Attribute Practiced Assessed
(6) Communication and Inquiry/ Research (Level 3) No 4%
(7) Project and Team Skills (Level 1) No 0%
(5) Interdisciplinary, Inclusiveness, Influence (Level 3) No 0%
(4) Design (Level 3) No 0%
(3) Problem Solving and Inventiveness (Level 3) No 13%
(2) Engineering/ IT Specialisation (Level 3) No 83%

These goals are selected from Engineering & IT Graduate Outcomes Table 2018 which defines overall goals for courses where this unit is primarily offered.
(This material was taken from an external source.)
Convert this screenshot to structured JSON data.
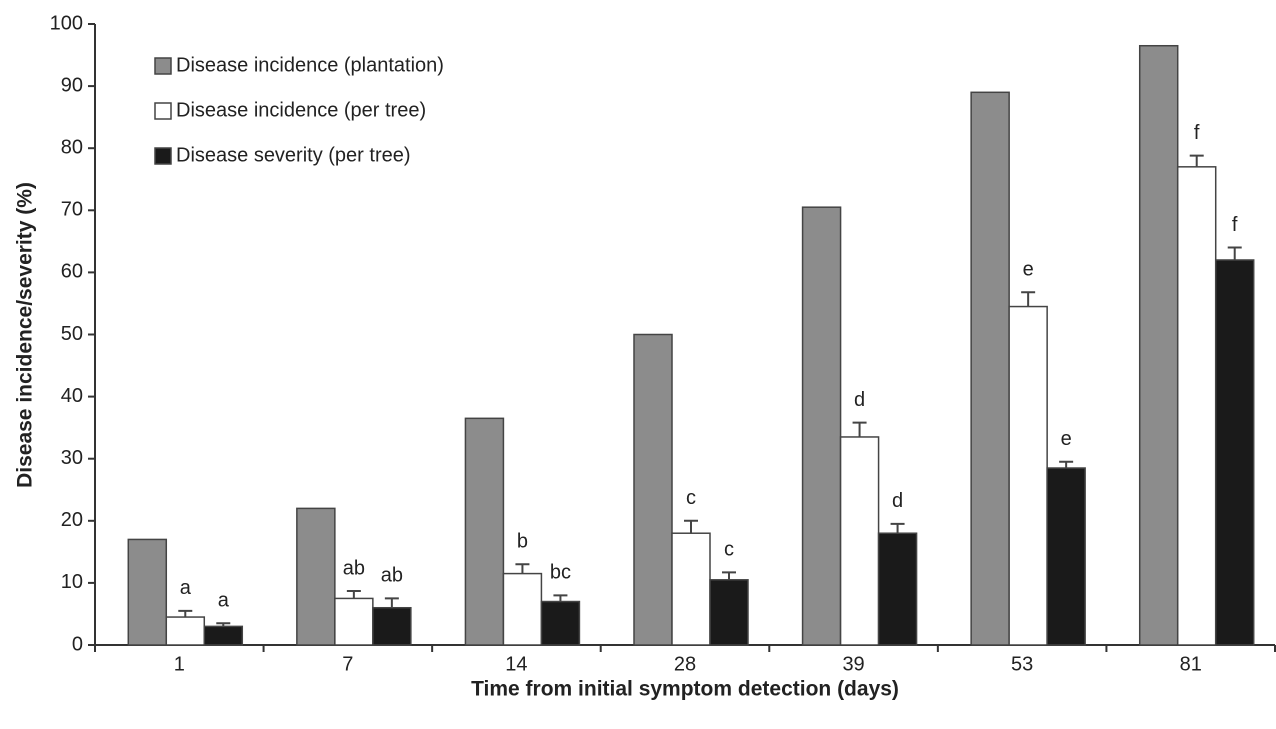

See Engineering & IT Graduate Outcomes Table 2018 for details of the attributes and levels to be developed in the course as a whole. Percentage figures alongside each course goal provide a rough indication of their relative weighting in assessment for this unit. Note that not all goals are necessarily part of assessment. Some may be more about practice activity. See Learning outcomes for details of what is assessed in relation to each goal and Assessment for details of how the outcome is assessed. See Attributes for details of practice provided for each goal.